Few of us, in fact, escape some version of the celebrity crush. In one study of young adults, 90 percent reported having had a strong attraction to a celebrity; 75 percent said they had several. While it’s too soon to confirm, quantitatively, that the pandemic has stoked celebrity crushes, it would make sense if even more people than usual were turning to them as a coping mechanism. “It fills a purpose, especially now when things are unpredictable and uncertain,” said Basch. “It can be organizing and calming and soothing.”

That is, until it’s not. By week seven or eight of my Harry fling, the bliss wore off. I’d filled, even overflowed, all the time that I’d once spent with friends or on dates—or doing any activity that involved leaving home—with the crush. I had a hard time concentrating on work and couldn’t keep myself from Googling questions about him or watching his YouTube interviews. I felt myself bringing him up too often in conversations with friends. It got bad enough that my mom groans when she hears “Watermelon Sugar” on the radio now. The crush left me feeling obsessive, and distracted, instead of energized. “The purpose of daydreaming is to fantasize,” Aoun said. “But when it takes over your life, it becomes maladaptive.”

I started to wean myself off. I changed my phone background and limited how much I listened to his music.

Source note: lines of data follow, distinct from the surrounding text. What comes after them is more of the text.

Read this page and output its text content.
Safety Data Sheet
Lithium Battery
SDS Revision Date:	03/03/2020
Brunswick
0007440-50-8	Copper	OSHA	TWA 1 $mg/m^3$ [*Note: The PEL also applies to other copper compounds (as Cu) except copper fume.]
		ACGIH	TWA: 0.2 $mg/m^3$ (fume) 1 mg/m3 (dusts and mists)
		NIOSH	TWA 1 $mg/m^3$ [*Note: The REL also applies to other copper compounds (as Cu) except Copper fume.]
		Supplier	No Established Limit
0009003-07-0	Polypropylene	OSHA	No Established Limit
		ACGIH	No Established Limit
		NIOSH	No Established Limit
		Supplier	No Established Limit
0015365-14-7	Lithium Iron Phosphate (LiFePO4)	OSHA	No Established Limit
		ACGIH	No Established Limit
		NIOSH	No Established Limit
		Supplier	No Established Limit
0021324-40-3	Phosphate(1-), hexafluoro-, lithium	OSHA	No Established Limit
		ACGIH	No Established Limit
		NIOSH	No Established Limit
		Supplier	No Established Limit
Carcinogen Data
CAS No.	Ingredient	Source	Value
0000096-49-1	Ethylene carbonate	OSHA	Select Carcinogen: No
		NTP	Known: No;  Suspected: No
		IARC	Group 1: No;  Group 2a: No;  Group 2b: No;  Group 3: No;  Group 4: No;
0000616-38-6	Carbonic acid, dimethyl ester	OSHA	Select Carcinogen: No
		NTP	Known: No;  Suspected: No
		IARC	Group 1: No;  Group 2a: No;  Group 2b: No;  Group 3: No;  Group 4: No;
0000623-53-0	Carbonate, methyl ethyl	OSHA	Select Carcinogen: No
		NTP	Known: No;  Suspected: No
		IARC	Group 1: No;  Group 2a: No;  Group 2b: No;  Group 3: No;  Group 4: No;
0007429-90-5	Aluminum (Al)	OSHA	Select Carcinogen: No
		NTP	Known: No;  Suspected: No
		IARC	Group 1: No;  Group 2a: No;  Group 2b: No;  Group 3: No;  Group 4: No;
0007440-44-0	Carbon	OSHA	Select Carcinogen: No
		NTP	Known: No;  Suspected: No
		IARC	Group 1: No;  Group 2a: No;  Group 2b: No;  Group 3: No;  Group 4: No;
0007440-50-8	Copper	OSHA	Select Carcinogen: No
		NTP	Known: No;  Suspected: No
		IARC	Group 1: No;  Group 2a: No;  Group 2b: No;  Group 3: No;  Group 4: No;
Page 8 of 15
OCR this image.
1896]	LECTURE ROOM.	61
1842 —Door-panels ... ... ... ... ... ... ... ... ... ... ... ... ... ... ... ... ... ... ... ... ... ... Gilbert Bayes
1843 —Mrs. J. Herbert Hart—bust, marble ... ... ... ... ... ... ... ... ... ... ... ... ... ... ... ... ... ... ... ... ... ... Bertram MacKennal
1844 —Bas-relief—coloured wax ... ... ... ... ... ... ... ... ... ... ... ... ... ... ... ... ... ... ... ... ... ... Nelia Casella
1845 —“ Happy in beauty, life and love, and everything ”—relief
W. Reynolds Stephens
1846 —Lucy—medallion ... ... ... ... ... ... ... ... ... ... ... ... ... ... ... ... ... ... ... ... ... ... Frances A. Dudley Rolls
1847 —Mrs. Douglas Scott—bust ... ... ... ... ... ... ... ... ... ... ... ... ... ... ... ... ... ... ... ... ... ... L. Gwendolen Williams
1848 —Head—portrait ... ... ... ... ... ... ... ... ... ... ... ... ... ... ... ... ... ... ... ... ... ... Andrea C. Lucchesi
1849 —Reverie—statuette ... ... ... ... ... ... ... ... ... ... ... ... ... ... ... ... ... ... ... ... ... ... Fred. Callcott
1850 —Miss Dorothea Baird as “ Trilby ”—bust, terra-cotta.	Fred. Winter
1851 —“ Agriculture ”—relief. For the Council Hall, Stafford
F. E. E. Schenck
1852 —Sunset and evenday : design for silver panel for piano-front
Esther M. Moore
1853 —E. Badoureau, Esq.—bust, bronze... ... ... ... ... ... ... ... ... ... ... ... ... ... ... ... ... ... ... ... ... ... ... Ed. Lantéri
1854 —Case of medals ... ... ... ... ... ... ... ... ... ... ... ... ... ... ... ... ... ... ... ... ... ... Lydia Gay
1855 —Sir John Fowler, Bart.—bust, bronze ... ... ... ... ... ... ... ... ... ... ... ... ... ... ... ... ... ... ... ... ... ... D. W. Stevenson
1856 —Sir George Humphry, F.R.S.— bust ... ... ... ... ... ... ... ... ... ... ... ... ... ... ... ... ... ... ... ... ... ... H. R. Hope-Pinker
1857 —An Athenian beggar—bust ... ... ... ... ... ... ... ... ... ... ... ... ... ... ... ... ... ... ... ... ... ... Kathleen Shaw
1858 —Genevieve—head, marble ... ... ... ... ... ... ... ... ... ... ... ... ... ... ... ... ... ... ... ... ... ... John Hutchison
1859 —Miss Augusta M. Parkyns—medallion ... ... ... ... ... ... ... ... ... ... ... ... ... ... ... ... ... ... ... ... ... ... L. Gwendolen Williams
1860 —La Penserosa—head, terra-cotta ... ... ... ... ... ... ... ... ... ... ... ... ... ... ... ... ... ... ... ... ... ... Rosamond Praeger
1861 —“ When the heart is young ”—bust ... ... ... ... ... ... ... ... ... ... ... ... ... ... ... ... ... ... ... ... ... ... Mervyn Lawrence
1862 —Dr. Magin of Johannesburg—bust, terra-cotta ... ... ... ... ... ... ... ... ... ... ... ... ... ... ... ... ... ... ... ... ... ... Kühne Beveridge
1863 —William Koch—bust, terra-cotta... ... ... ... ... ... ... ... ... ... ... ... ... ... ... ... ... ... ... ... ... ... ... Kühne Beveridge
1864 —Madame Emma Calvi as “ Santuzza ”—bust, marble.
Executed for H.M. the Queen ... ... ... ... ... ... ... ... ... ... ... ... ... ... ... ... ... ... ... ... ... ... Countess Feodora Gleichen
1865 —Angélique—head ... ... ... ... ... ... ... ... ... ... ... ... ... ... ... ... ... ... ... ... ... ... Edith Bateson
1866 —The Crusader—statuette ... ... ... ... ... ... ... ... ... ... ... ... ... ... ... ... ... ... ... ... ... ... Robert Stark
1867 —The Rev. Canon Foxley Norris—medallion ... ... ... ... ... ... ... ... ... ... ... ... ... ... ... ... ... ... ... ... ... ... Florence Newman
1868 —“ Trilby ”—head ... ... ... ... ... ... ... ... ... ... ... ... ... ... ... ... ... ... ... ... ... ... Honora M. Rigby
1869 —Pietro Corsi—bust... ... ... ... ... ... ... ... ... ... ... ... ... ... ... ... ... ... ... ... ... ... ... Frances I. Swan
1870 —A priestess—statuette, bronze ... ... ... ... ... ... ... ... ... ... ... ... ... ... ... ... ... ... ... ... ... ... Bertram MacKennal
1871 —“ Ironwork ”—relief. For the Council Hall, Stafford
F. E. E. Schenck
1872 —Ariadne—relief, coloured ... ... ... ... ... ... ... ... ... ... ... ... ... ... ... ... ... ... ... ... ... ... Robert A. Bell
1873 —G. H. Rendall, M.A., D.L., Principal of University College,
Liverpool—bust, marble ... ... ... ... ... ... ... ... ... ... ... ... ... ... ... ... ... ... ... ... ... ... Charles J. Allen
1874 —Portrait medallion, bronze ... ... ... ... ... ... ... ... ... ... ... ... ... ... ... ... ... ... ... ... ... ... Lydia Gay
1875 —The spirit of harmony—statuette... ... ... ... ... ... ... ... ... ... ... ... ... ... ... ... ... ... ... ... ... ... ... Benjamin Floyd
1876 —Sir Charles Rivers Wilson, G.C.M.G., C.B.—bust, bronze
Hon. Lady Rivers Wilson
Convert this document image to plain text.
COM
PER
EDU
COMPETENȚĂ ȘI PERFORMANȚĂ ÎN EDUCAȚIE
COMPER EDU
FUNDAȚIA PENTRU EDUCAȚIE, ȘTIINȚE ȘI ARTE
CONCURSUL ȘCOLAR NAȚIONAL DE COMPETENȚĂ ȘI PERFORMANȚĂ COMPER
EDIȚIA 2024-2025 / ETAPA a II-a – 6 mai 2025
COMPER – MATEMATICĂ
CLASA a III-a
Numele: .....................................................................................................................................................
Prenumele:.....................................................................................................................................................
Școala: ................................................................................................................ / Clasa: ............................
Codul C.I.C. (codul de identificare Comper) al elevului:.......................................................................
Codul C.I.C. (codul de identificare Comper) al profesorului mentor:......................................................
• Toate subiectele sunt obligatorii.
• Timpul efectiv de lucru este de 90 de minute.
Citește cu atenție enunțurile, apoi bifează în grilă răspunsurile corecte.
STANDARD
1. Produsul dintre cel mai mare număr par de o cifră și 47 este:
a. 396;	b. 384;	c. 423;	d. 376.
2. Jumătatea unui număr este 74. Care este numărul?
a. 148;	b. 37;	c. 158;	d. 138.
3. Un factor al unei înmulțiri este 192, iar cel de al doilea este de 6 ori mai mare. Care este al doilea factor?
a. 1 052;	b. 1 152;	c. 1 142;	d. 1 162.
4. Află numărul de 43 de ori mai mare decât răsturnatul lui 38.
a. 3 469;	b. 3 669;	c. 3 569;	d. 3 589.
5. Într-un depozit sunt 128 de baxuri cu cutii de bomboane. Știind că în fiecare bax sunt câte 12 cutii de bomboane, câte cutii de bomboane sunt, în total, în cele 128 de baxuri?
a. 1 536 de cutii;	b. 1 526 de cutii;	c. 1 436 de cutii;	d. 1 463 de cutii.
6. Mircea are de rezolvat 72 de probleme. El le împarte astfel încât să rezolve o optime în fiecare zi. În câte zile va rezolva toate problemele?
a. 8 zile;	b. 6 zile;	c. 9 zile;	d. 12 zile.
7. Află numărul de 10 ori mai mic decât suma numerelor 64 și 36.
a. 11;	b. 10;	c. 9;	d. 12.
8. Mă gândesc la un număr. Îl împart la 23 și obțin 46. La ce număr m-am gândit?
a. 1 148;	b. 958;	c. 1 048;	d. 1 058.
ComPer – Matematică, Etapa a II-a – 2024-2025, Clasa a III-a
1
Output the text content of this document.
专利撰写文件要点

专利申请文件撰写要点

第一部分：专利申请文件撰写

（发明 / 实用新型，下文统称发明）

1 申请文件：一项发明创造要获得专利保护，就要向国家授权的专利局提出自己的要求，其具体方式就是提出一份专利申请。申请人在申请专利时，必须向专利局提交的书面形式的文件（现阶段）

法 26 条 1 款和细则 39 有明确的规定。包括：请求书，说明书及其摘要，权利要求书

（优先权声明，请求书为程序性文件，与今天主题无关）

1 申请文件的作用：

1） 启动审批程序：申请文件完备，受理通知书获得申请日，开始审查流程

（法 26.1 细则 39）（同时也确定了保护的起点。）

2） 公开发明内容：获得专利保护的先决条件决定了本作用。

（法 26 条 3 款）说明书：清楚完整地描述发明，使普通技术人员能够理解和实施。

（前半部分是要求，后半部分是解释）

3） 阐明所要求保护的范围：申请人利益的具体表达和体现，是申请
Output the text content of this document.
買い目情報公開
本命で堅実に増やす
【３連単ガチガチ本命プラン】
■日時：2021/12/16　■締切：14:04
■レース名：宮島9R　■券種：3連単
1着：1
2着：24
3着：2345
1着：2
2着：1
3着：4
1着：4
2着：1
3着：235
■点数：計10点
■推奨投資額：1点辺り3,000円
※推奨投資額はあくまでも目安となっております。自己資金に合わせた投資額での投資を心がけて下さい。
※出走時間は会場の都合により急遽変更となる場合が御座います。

By the time I moved back to my apartment in August—and, more importantly, into the company of friends—I no longer craved Harry with such intensity. Today, I feel like I’m in the last stages of healing from a breakup. I haven’t heard the sound of his voice in weeks or checked his social media lately. I got a haircut and bought new shoes. Most importantly, I’ve started going on dates—with people who are unpredictable, imperfect, and wonderfully real. I hope Harry’s taking it OK.